The bubble crowd is going off the tracks by merely looking at yields in isolation.

MINYANVILLE ORIGINAL Income investors are now getting the very last message they want at a time when the hunt for yield is so frustrating because US government bonds pay so little, or nothing at all, after inflation.

Commentators are throwing around the dreaded "B word." As in, high-yield bonds are in a bubble. Yikes.

Getting a mere .7% yield on a 5-year US treasury bond is bad enough. But who wants to be the person who buys an asset class, high-yield bond, when it's in a bubble?

Well, calm down. The high-yield "bubble analysis" is incorrect because it's way too superficial, believes one bond fund manager who is well worth listening to since his fund has handily beat competitors for the past five years.

"I don't believe we are in a bubble," says Paul Ocenasek, who co-manages the Thrivent High Yield Fund (LBHYX). The fund has bested competitors by 1.37% per year over the past five years, according to Morningstar, by returning an annualized 8.4% per year.

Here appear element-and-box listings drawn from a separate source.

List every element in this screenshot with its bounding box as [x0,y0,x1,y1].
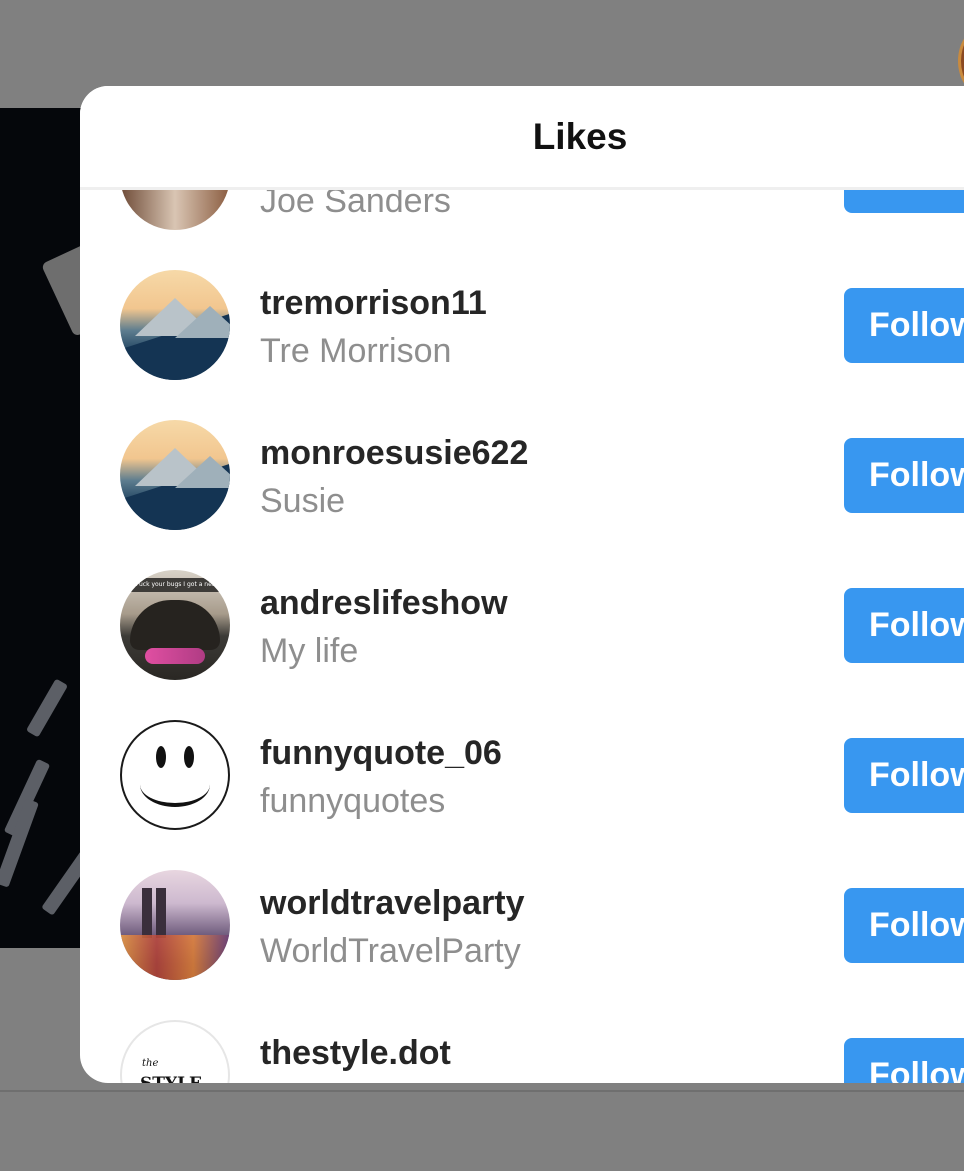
style-logo-avatar[interactable]: the STYLE. [120,1020,230,1083]
follow-button[interactable]: Follow [844,738,964,813]
list-item: worldtravelparty WorldTravelParty Follow [80,870,964,1020]
likes-list[interactable]: Joe Sanders Follow tremorrison11 Tre Mor… [80,86,964,1083]
avatar-banner-text: Fuck your bugs I got a net [120,578,230,592]
smiley-avatar[interactable] [120,720,230,830]
username-link[interactable]: thestyle.dot [260,1034,451,1073]
follow-button[interactable]: Follow [844,1038,964,1083]
user-fullname: WorldTravelParty [260,932,521,970]
background-divider [0,1090,964,1092]
mountain-avatar[interactable] [120,420,230,530]
user-fullname: My life [260,632,359,670]
hat-selfie-avatar[interactable]: Fuck your bugs I got a net [120,570,230,680]
style-logo-the: the [142,1058,159,1069]
user-fullname: Tre Morrison [260,332,452,370]
list-item: monroesusie622 Susie Follow [80,420,964,570]
user-fullname: funnyquotes [260,782,446,820]
username-link[interactable]: monroesusie622 [260,434,528,473]
username-link[interactable]: funnyquote_06 [260,734,502,773]
mountain-avatar[interactable] [120,270,230,380]
follow-button[interactable]: Follow [844,888,964,963]
username-link[interactable]: worldtravelparty [260,884,525,923]
username-link[interactable]: tremorrison11 [260,284,487,323]
list-item: tremorrison11 Tre Morrison Follow [80,270,964,420]
dialog-title: Likes [532,116,628,157]
background-profile-avatar [958,28,964,94]
follow-button[interactable]: Follow [844,288,964,363]
style-logo-brand: STYLE. [140,1074,208,1083]
username-link[interactable]: andreslifeshow [260,584,508,623]
list-item: funnyquote_06 funnyquotes Follow [80,720,964,870]
follow-button[interactable]: Follow [844,438,964,513]
dialog-header: Likes [80,86,964,190]
follow-button[interactable]: Follow [844,588,964,663]
list-item: Fuck your bugs I got a net andreslifesho… [80,570,964,720]
likes-dialog: Joe Sanders Follow tremorrison11 Tre Mor… [80,86,964,1083]
city-avatar[interactable] [120,870,230,980]
smiley-mouth-icon [140,762,210,807]
list-item: the STYLE. thestyle.dot Follow [80,1020,964,1083]
user-fullname: Susie [260,482,346,520]
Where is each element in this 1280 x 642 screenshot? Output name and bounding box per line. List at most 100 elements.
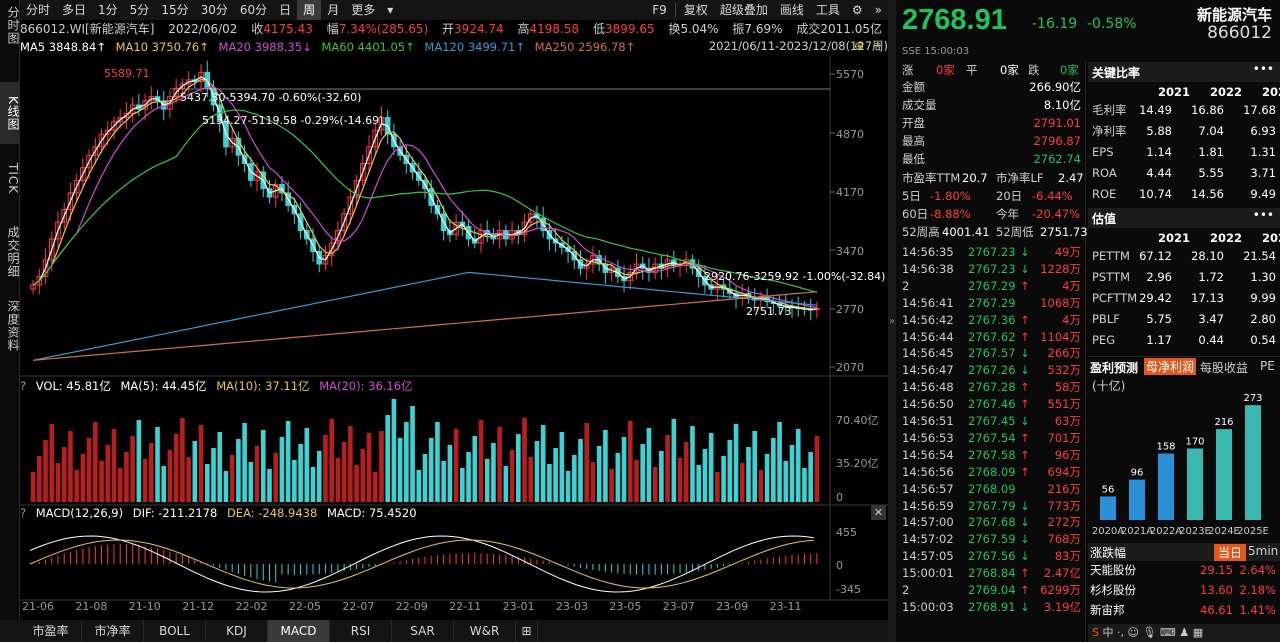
close-label: 收 [251,22,264,36]
forecast-bar-label: 216 [1214,417,1233,428]
volume-bar [627,421,633,502]
period-1d-intraday[interactable]: 分时 [20,0,56,20]
draw-button[interactable]: 画线 [774,0,810,20]
ime-lang-icon[interactable]: 中 [1102,626,1113,639]
quote-stats: 涨 0家 平 0家 跌 0家 金额 266.90亿 成交量 8.10亿 开盘 2791.0… [896,62,1088,642]
input-toolbar[interactable]: S 中 ·, ☺ 🎙 ⌨ ♟ ▦ [1088,624,1280,642]
tab-pb[interactable]: 市净率 [82,620,144,642]
adjust-button[interactable]: 复权 [678,0,714,20]
pe-label: 市盈率TTM [902,171,961,185]
volume-bar [540,425,546,502]
tab-kline[interactable]: K线图 [0,82,20,144]
tick-volume: 4万 [1062,278,1081,293]
tick-direction-icon: ↑ [1020,329,1030,344]
last-price: 2768.91 [902,4,1007,36]
tab-depth-info[interactable]: 深度资料 [0,294,20,358]
more-dropdown-icon[interactable]: ▾ [381,0,399,20]
tab-trade-detail[interactable]: 成交明细 [0,214,20,290]
zoom-icon[interactable]: ⊕ [854,39,864,53]
ma-lines [32,76,818,361]
ime-keyboard-icon[interactable]: ⌨ [1160,626,1176,639]
tab-rsi[interactable]: RSI [330,620,392,642]
period-multi-day[interactable]: 多日 [56,0,92,20]
f9-button[interactable]: F9 [646,0,673,20]
ratio-label: EPS [1092,145,1114,159]
tab-eps[interactable]: 每股收益 [1200,359,1248,376]
tab-net-profit[interactable]: 母净利润 [1144,358,1197,375]
forecast-bar[interactable] [1129,479,1145,520]
tab-pe[interactable]: 市盈率 [20,620,82,642]
forecast-bar[interactable] [1100,496,1116,520]
ime-logo-icon[interactable]: S [1092,626,1099,639]
ratio-value: 7.04 [1198,124,1224,138]
ratio-value: 28.10 [1191,249,1224,263]
tick-time: 14:56:44 [902,329,954,344]
tab-sar[interactable]: SAR [392,620,454,642]
volume-bar [310,467,316,502]
expand-icon[interactable]: » [869,0,888,20]
volume-bar [304,428,310,502]
macd-question-icon[interactable]: ? [20,506,26,520]
ime-punct-icon[interactable]: ·, [1117,626,1124,639]
period-week[interactable]: 周 [297,0,322,20]
ime-grid-icon[interactable]: ▦ [1193,626,1203,639]
ma120-line [32,271,817,361]
tools-button[interactable]: 工具 [810,0,846,20]
collapse-icon[interactable]: » [888,316,896,327]
tab-intraday[interactable]: 分时图 [0,0,20,50]
ratios-more-icon[interactable]: ••• [1253,62,1274,76]
period-day[interactable]: 日 [273,0,297,20]
ime-shirt-icon[interactable]: ♟ [1179,626,1189,639]
panel-divider[interactable]: » [888,0,896,642]
ime-emoji-icon[interactable]: ☺ [1127,626,1138,639]
macd-close-icon[interactable]: ✕ [871,505,886,520]
kline-chart[interactable] [20,56,888,620]
volume-bar [497,427,502,502]
forecast-bar[interactable] [1216,429,1232,520]
volume-bar [435,422,440,502]
tab-wr[interactable]: W&R [454,620,516,642]
x-tick-label: 23-07 [662,600,695,613]
period-30min[interactable]: 30分 [195,0,234,20]
volume-bar [248,462,254,502]
tab-tick[interactable]: TICK [0,144,20,214]
vol-ma20: MA(20): 36.16亿 [319,379,413,393]
stat-label: 金额 [902,80,925,94]
forecast-bar[interactable] [1187,448,1203,520]
mover-price: 46.61 [1200,603,1233,617]
tab-5min[interactable]: 5min [1248,544,1278,558]
annotation-1: 5437.30-5394.70 -0.60%(-32.60) [180,91,362,104]
amount-label: 成交 [796,22,821,36]
bar-date: 2022/06/02 [168,22,238,36]
add-indicator-icon[interactable]: ⊞ [516,620,538,642]
volume-bar [659,451,664,502]
tab-today[interactable]: 当日 [1214,544,1247,561]
tab-pe-forecast[interactable]: PE [1260,359,1275,373]
period-more[interactable]: 更多 [345,0,381,20]
bracket-icon[interactable]: ⌐ [872,39,882,53]
change-value: 7.34%(285.65) [338,22,429,36]
settings-icon[interactable]: ⚙ [846,0,869,20]
period-15min[interactable]: 15分 [155,0,194,20]
tab-boll[interactable]: BOLL [144,620,206,642]
tick-direction-icon: ↑ [1020,464,1030,479]
tab-kdj[interactable]: KDJ [206,620,268,642]
tab-macd[interactable]: MACD [268,620,330,642]
period-60min[interactable]: 60分 [234,0,273,20]
volume-bar [640,444,646,502]
open-value: 3924.74 [454,22,504,36]
volume-bar [702,449,708,502]
vol-question-icon[interactable]: ? [20,379,26,393]
volume-bar [292,460,297,502]
period-5min[interactable]: 5分 [124,0,156,20]
volume-bar [453,429,459,502]
period-1min[interactable]: 1分 [92,0,124,20]
period-month[interactable]: 月 [321,0,345,20]
forecast-bar[interactable] [1158,453,1174,520]
overlay-button[interactable]: 超级叠加 [714,0,774,20]
ime-mic-icon[interactable]: 🎙 [1142,626,1156,639]
valuation-more-icon[interactable]: ••• [1253,208,1274,222]
forecast-bar[interactable] [1245,405,1261,520]
tick-time: 14:56:41 [902,295,954,310]
macd-legend: ? MACD(12,26,9) DIF: -211.2178 DEA: -248… [20,505,423,521]
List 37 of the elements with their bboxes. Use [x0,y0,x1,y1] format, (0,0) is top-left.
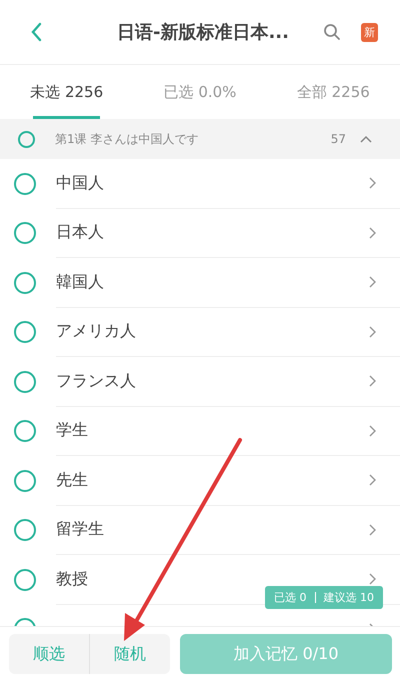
word-label[interactable]: 留学生 [56,519,369,540]
word-label[interactable]: 日本人 [56,222,369,244]
select-circle[interactable] [14,370,36,393]
chevron-right-icon[interactable] [369,326,376,338]
chevron-right-icon[interactable] [369,573,376,586]
select-circle[interactable] [18,130,35,148]
selected-count: 已选 0 [274,590,306,605]
collapse-icon[interactable] [360,135,372,143]
suggested-count: 建议选 10 [324,590,374,605]
select-circle[interactable] [14,272,36,294]
select-circle[interactable] [14,420,36,442]
word-label[interactable]: 教授 [56,568,369,590]
word-label[interactable]: 学生 [56,420,369,442]
chevron-right-icon[interactable] [369,375,376,388]
tab[interactable]: 未选 2256 [0,65,134,119]
select-circle[interactable] [14,321,36,344]
chevron-right-icon[interactable] [369,177,376,190]
word-label[interactable]: 先生 [56,470,369,491]
chevron-right-icon[interactable] [369,524,376,536]
lesson-title: 第1课 李さんは中国人です [55,130,200,148]
back-icon[interactable] [30,22,42,42]
search-icon[interactable] [323,23,341,41]
chevron-right-icon[interactable] [369,424,376,437]
word-count: 57 [330,132,346,146]
word-label[interactable]: フランス人 [56,370,369,392]
chevron-right-icon[interactable] [369,276,376,288]
chevron-right-icon[interactable] [369,474,376,486]
word-label[interactable]: アメリカ人 [56,321,369,342]
select-circle[interactable] [14,222,36,244]
select-circle[interactable] [14,172,36,195]
select-circle[interactable] [14,470,36,492]
word-label[interactable]: 中国人 [56,172,369,194]
select-circle[interactable] [14,568,36,591]
chevron-right-icon[interactable] [369,226,376,239]
page-title: 日语-新版标准日本... [116,21,290,44]
word-label[interactable]: 韓国人 [56,272,369,293]
select-circle[interactable] [14,519,36,542]
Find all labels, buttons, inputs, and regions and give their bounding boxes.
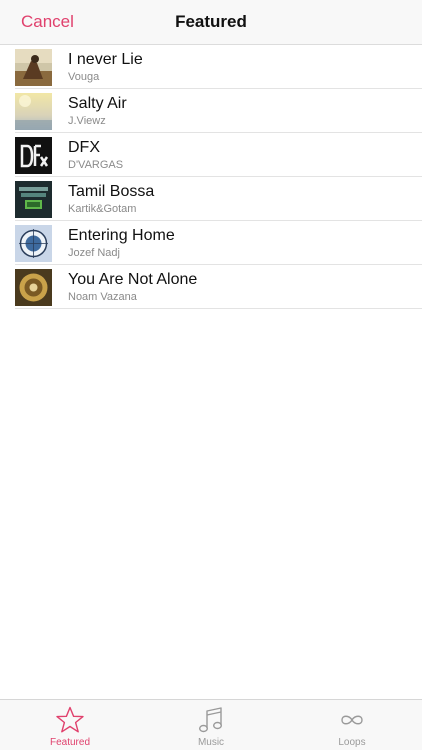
track-title: Entering Home [68, 227, 175, 244]
track-artist: Noam Vazana [68, 291, 137, 303]
tab-music[interactable]: Music [141, 700, 281, 751]
album-artwork [15, 49, 52, 86]
list-item[interactable]: DFX D'VARGAS [15, 133, 422, 177]
navigation-bar: Cancel Featured [0, 0, 422, 45]
list-item[interactable]: You Are Not Alone Noam Vazana [15, 265, 422, 309]
track-title: You Are Not Alone [68, 271, 198, 288]
tab-label: Featured [49, 737, 91, 748]
track-artist: D'VARGAS [68, 159, 124, 171]
track-artist: Kartik&Gotam [68, 203, 137, 215]
tab-label: Music [197, 737, 225, 748]
list-item[interactable]: Entering Home Jozef Nadj [15, 221, 422, 265]
music-note-icon [199, 707, 223, 733]
album-artwork [15, 225, 52, 262]
album-artwork [15, 93, 52, 130]
track-artist: J.Viewz [68, 115, 106, 127]
tab-label: Loops [338, 737, 366, 748]
track-title: Salty Air [68, 95, 127, 112]
list-item[interactable]: Tamil Bossa Kartik&Gotam [15, 177, 422, 221]
track-title: DFX [68, 139, 100, 156]
tab-bar: Featured Music Loops [0, 699, 422, 750]
tab-loops[interactable]: Loops [282, 700, 422, 751]
star-icon [56, 706, 84, 733]
infinity-icon [341, 715, 363, 725]
album-artwork [15, 181, 52, 218]
track-title: Tamil Bossa [68, 183, 155, 200]
track-title: I never Lie [68, 51, 143, 68]
track-artist: Jozef Nadj [68, 247, 120, 259]
page-title: Featured [175, 12, 247, 31]
tab-featured[interactable]: Featured [0, 700, 140, 751]
album-artwork [15, 137, 52, 174]
list-item[interactable]: Salty Air J.Viewz [15, 89, 422, 133]
list-item[interactable]: I never Lie Vouga [15, 45, 422, 89]
track-artist: Vouga [68, 71, 100, 83]
track-list: I never Lie Vouga Salty Air J.Viewz DFX … [0, 45, 422, 309]
album-artwork [15, 269, 52, 306]
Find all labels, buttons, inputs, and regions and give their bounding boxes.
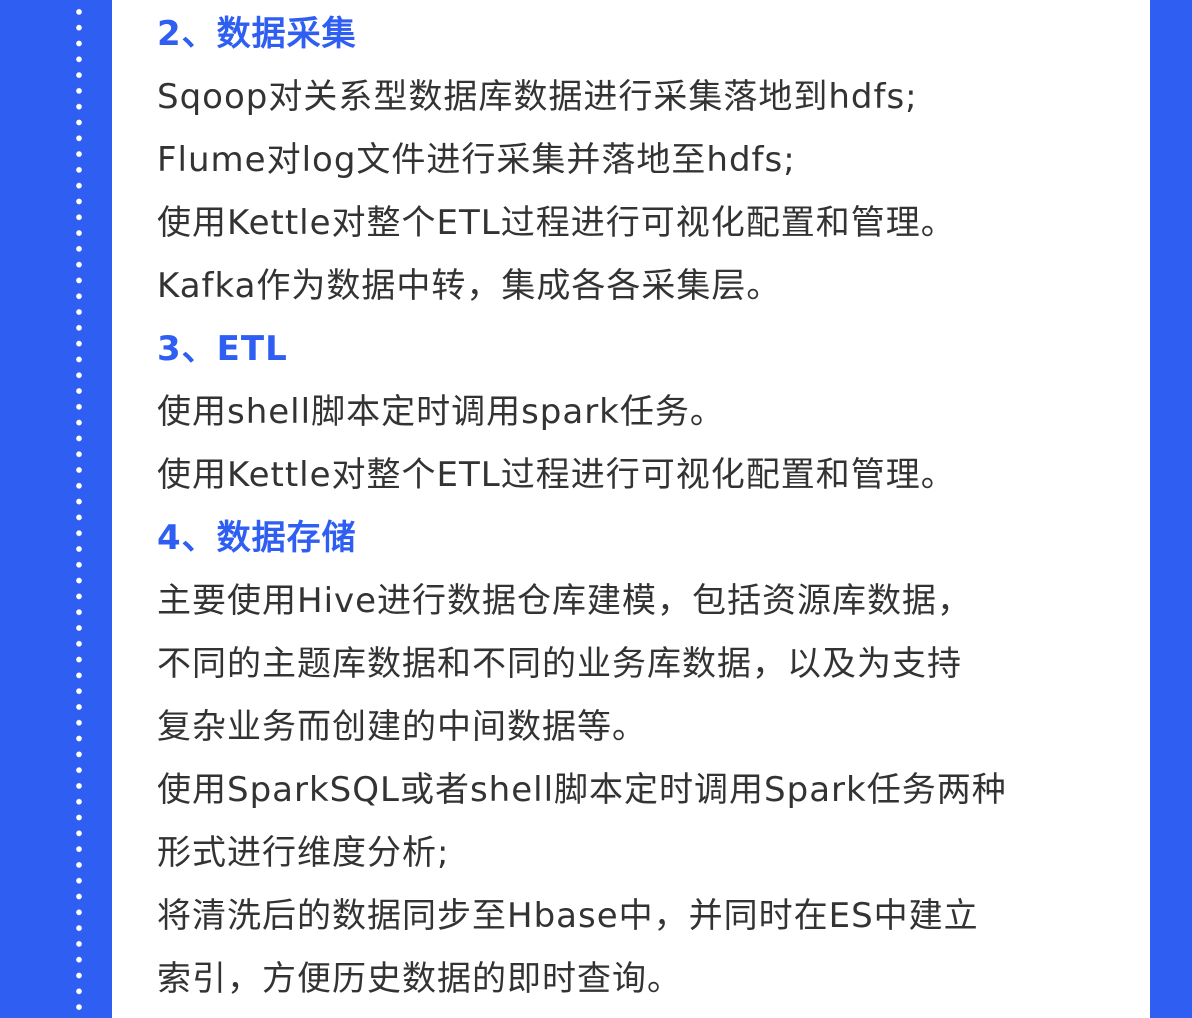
paragraph-line: 复杂业务而创建的中间数据等。	[157, 707, 647, 747]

The bubble crowd is going off the tracks by merely looking at yields in isolation, pointing out that the Barclays Capital High Yield Bond Index now pays a 6.8% yield, which is about as low as it's ever been. This means, in their view, that high-yield bond prices are so exceptionally high, and thus the yields so low, that they have to be in bubble territory.

But as with anything in the markets, context is key. And the context here shows that the 6.8% yield doesn't really prove that high-yield bonds are in bubble territory, reasons Ocenasek, whose Thrivent High Yield Fund has returned 10.7% to date, and currently yields 7%.
  • First, consider the high-yield spread over the yield on 10-year treasuries. At 5.7 percentage points, it is above the long-term average of 4.7 percentage points. In other words, it is not nearly as low as you would expect it to be in a high-yield "bubble." High-yield spreads over treasuries decline, signaling a possible bubble, whenever high-yield bonds are bid up relative to treasuries. That lowers returns on high-yield bonds and narrows the spread. But we don't see that now. And that 5.7 point spread is not even nearly as low the spread you see during high-yield bull markets. That spread was a mere 2.7 percentage points during the 2007 bull market in high yield.
  • Next, that spread to treasuries is actually pretty high, historically speaking, given the low default rates on high-yield bonds. The default rate is now at 2.5%, says Ocenasek, compared to a long-term median of around 4%. Given the historically low default rate, the high-yield spread over treasuries should be more like four percentage points, instead of the current 5.7, he says. "The spread is above its long-term average, and the default rate is below its long term average," says Ocenasek. In short, not the stuff that bubbles are made of.